Anne Berg
University of Michigan
USA
E-Mail: akberg [at] umich.edu
Ausführlichere Informationen unter https://annekberg.com
Projekt
Empire of Rags and Bones:
Waste and War in Nazi Germany
I received my PhD from the University of Michigan in 2011. Trained as a historian of modern Germany and Europe, I continue to research and teach in these fields but I am increasingly venturing into more global terrain. I study cities, war, public leisure, film, popular culture, and am most deeply interested the global politics of waste and recycling. My research proceeds along a number of parallel tracks, connected by a sustained interest in the visual, the spatial and the material. During my stay at the ZZF, I am conducting research for my second book project entitled preliminary “Empire of Rags and Bones: Waste and War in Nazi Germany.”

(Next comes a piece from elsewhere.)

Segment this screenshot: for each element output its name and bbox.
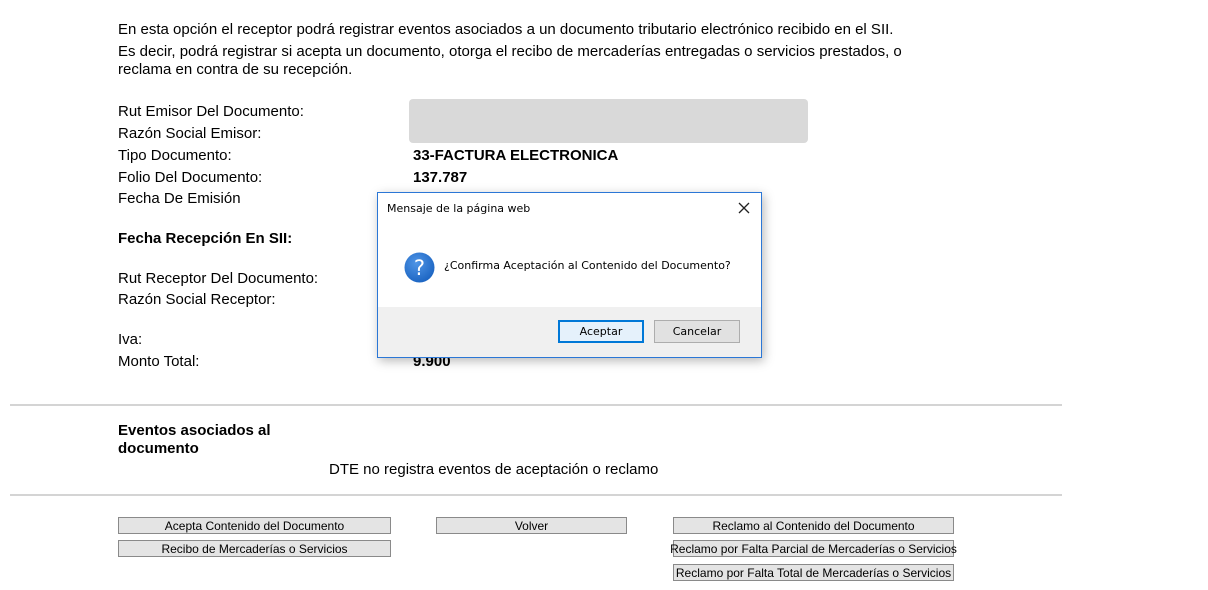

This book aims to historicize and complicate the nowadays almost mystical ideals of zero waste and recycling. Instead of suggesting that these ideals are somehow tarnished by Nazism, I examine waste management practices as a historically specific form of power politics. My research thus far suggests that garbage practices were central to the politics of war and the genesis of genocide in the Third Reich and Nazi-occupied Europe. Nothing was to be wasted, and that which was considered valueless was to be eradicated in its entirety. Destruction and recycling worked in tandem, as part of an economic and a political strategy that aimed to redress raw material shortages and procure Lebensraum. Waste management fostered cooperation between various branches of the administration, the party apparatus, the Wehrmacht, the SS, industry and ordinary people. Certainly central to the scientific posturing of the regime, waste management and recycling were integral to the implementation and administration of total destruction and imperial expansion. Ultimately, ideas about waste and value affirmed racial ideology and provided a rationale for the industrialized extraction of labor and all kinds of materials. Rags, bones, paper, rubber, metal junk and even human hair were returned to the war economy and thus bolstered National Socialist visions for the racial reordering of Europe. As we well know, the reclamation of waste did not have the power to reverse the fortunes of war. The Nazi politics of “zero waste” re-cycled chaos instead.